RCF Alsace : Concrètement, comment ces mauvaises habitudes numériques se répercutent dans le monde du travail ?

Jean-Denis Budin : Une de nos chercheuses a analysé le phénomène. Elle a mis en évidence le fait que quand un cerveau est fatigué, il a davantage de mal à arbitrer ces tendances violentes qui peuvent venir du règne animal. A partir de là, tout s'explique : dans la mesure où l'on dort moins, on ne dort plus assez. Il y a 20 ans, date de création de l'iPhone, les gens dormaient plus. Aujourd'hui, on est à 6 h, il faudrait 8 h.  Nous avons aussi plus tendance à travailler à distance. Dans le télétravail, on est en mode asynchrone : envoyer des messages, moins se parler. Or, c'est en pratiquant les relations sociales au quotidien qu'on va se réguler et apprendre à vivre avec les autres. Sinon, c'est la pente glissante pour réagir trop violemment quand les autres ne font pas exactement ce qu'on voudrait.

RCF Alsace : Depuis 2017, les professionnels devraient toutefois être protégés par la loi de la déconnexion numérique, une règlementation qui date d'avant la pandémie. Cette loi est-elle toujours pertinente ?

Jean-Denis Budin : Pertinente en son temps, cette loi marque un chemin mais ne correspond aujourd'hui plus à la réalité de la santé du cerveau des gens. Il faut faire comprendre aux gens que quand ils font une pause, par exemple dans le cours de leur journée de travail, ils ne vont pas reposer leur cerveau s'ils se mettent sur leur WhatsApp, leur Facebook, leurs jeux vidéo.  Le cerveau a besoin de repos. Il ne fait pas la différence entre la charge du numérique personnelle et la charge du numérique professionnel.  

C'est complètement vain d'imaginer un monde sans ces smartphones. Il va donc falloir apprendre à s'en servir différemment, à faire des pauses et à contrôler ses addictions.


RCF Alsace : Des prises de conscience émergent petit à petit, avec notamment le rapport sur les relations des jeunes et des écrans présenté fin avril par les parlementaires LR, et une proposition de loi pour réguler l'usage des écrans en présence des enfants de moins de 3 ans. Des initiatives pour protéger les mineurs émergent peu à peu, mais rien pour les jeunes adultes.
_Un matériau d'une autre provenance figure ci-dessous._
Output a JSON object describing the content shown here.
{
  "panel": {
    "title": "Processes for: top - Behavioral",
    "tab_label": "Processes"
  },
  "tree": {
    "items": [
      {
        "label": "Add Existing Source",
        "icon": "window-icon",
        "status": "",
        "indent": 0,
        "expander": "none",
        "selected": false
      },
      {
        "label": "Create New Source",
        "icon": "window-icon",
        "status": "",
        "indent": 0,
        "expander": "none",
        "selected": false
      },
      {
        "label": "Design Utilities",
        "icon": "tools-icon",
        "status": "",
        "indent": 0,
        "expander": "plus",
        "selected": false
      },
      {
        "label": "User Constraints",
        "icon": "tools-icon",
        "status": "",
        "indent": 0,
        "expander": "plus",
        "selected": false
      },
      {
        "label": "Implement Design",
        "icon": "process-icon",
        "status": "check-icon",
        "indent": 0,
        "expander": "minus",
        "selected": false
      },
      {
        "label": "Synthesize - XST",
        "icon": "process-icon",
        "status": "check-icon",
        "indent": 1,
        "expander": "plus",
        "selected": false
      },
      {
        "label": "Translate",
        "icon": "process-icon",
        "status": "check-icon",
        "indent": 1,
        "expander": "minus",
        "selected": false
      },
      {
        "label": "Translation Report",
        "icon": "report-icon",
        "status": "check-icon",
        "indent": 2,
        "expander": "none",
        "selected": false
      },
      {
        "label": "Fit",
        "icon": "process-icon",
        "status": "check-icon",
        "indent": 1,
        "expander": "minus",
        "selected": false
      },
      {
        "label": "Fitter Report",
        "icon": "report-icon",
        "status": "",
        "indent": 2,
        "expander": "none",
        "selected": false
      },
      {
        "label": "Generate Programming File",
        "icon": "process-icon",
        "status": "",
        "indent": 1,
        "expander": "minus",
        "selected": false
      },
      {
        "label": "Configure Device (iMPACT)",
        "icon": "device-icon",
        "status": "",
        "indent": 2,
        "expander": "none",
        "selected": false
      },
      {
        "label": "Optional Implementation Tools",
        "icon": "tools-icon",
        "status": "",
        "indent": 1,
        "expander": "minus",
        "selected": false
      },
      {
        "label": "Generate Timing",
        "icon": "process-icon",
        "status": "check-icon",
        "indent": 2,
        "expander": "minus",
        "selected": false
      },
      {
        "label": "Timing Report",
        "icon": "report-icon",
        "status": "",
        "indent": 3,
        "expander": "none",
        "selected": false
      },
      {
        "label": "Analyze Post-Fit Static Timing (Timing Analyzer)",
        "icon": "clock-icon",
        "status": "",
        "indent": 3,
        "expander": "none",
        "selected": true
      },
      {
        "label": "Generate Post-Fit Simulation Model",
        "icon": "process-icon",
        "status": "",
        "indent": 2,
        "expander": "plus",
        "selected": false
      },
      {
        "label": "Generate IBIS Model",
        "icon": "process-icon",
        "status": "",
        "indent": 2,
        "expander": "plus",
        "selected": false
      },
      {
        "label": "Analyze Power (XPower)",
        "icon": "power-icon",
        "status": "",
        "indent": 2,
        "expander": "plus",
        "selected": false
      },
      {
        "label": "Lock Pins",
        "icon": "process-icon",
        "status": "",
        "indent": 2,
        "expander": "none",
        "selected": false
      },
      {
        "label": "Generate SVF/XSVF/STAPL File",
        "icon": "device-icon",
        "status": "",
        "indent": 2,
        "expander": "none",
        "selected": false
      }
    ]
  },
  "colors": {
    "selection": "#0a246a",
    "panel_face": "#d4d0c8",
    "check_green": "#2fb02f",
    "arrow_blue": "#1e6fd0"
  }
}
Jean-Denis Budin : Je crois qu'on fait de grosses erreurs. Il faut vraiment séparer la question des mineurs et la question des majeurs sur les mineurs. Oui, à certains moments, il va falloir en passer par des opérations comme celle-là. Parce que ces mineur n'ont pas besoin de leur smartphone pour payer ou rentrer à la maison. C'est différent pour les adultes. De toute façon, on nous l'a greffé. Il va rester dans nos poches jusqu'à la fin de nos vies. Essayer de contraindre les gens par rapport à leur consommation du numérique est impossible, notamment au niveau des adultes. Ils ont maintenant leur carte de crédit dessus et tellement d'applications que obliger les gens à poser leur smartphone, ce n'est pas possible. En revanche, il faut les éduquer en leur disant il ne faut pas que ça soit non-stop. Il y a des moments qui doivent être sacralisés, comme le repas au restaurant par exemple. C'est complètement vain d'imaginer un monde sans ces smartphones. Il va donc falloir apprendre à s'en servir différemment, à faire des pauses et à contrôler ses addictions. Dans le livre, je propose 23 propositions individuelles, applicables qui servent déjà à mesurer l'ampleur du phénomène dans nos quotidiens.

Jean-Denis Budin donnera une conférence "Pour que la surdose numérique détruise moins de vie" le mardi 28 mai à 18 h 30 dans les locaux du CREDIR, à Kaysersberg. L'entrée est gratuite.